Sex addicts seem to be good at looking out for themselves, but in reality the opposite is the case. They are most often crippled when it comes to relating in a confident and genuine way. Instead of speaking their truth, sex addicts rely on avoidance, aggression, placating and manipulation.
I believe this is part of the codependence that is at the root of all addiction. Sex addicts predictably approach other people with insecurity and mistrust. They have early life experiences that leave them alienated: expecting little from others and fearing abandonment, abuse or neglect. Being open and genuine in interpersonal intimacy is felt as stressful and potentially dangerous. This is an intimacy disorder.
Aggression vs. assertion
Self assertion, including healthy confrontation, is actually the opposite of aggression in all the important ways. What is the difference?
Assertion involves saying and doing things that will give you the best chance of getting what you need but not at someone else’s expense.
Aggression involves saying and doing things designed to get what you need at someone else’s expense.
If you are assertive you are clear about what you need and want but in a way that is respectful of the fact that the other person may or may not go along with what you want. You have a right to ask for anything, but the other person has a right to say no.
In aggression, you try to push, bully, manipulate or frighten. You make the other person do what you want but you create a negative experience which is harmful to them. You get what you want but you damage the relationship.
Avoidance, placating and manipulation
Addicts are often so lacking in the confidence that they cannot tolerate being vulnerable to potential rejection or open to negotiation. They seek instead to control the situation as a way to stay safe. They may completely avoid talking about anything that goes on inside them. Often they have a very elaborate “façade” by which they appear to be what they think the situation demands.
Other times addicts simply bury their own strong needs and feelings by just going along with whatever their partner wants. Placating is a way of staying in control by dodging any situation which the partner might not like. This works for the addict because although they resent playing this “childlike” role, they have an outlet, a secret life of acting out that allows them to gratify themselves unhindered and without risk.
Manipulation is another form of control that allows the addict to dodge real communication and avoids negotiation and compromise. It can be aggressive, as when the addict “guilt trips” their partner or it can be underhanded, as when the addict pits someone else against their partner to achieve an outcome or dishonest, as when the addict flat out denies what their partner is experiencing and tries to distort their reality.
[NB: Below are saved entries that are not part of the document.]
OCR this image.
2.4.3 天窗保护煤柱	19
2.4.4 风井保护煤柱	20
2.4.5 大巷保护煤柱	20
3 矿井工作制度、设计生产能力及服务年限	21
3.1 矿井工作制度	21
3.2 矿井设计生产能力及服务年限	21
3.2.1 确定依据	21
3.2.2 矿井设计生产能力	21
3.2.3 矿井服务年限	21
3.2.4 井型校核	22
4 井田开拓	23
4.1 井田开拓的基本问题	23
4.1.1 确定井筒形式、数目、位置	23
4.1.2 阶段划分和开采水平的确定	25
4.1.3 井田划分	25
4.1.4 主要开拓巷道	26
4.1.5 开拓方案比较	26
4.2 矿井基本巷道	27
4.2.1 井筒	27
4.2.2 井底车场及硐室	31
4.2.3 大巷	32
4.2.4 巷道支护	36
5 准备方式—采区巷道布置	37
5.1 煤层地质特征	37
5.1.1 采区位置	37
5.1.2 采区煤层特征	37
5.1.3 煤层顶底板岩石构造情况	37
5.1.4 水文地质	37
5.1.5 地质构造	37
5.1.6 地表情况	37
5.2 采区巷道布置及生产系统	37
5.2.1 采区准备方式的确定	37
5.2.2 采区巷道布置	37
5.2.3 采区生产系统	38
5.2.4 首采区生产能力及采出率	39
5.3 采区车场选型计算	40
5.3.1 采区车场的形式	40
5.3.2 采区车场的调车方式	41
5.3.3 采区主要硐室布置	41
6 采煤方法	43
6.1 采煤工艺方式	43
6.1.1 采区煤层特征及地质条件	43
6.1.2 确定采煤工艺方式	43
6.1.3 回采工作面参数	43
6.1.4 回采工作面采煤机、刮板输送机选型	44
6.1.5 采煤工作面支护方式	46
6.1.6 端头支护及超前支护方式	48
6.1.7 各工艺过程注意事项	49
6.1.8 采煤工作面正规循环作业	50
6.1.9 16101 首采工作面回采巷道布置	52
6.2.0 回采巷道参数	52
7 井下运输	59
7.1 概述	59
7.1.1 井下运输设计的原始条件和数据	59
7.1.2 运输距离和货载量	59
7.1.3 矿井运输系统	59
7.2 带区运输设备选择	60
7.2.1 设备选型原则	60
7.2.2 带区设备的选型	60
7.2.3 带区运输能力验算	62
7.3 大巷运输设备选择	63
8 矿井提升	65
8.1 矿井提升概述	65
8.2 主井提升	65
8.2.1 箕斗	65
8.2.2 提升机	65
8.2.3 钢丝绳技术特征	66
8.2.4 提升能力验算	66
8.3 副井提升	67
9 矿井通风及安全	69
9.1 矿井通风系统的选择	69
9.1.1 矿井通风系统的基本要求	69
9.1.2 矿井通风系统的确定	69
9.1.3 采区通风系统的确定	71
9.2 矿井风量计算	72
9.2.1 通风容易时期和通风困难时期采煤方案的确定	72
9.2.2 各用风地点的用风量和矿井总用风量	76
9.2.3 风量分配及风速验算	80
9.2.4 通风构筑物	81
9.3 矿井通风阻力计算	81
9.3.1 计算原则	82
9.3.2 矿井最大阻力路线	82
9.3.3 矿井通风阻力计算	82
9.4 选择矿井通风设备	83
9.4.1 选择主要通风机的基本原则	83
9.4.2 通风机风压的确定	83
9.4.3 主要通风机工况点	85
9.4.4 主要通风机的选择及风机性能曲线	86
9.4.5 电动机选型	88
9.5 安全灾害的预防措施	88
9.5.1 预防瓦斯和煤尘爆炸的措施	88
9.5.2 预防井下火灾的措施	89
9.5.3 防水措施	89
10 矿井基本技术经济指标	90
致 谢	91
In any of the above examples, the addict is avoiding any real confrontation because (a) it is not something they feel they know how to do very well and (b) it is frightening to be transparent with their feelings and needs. But intimacy in a relationship demands that both people be willing and able to be clear and open about what they want, how they feel, and how things affect them. No one can do this all the time and no one can be expected to do it flawlessly. But if one or both of the partners cannot put their needs out on the table they have placed a drastic limit on where the relationship can go. Learning healthy confrontation can go a long way toward resolving intimacy disorder.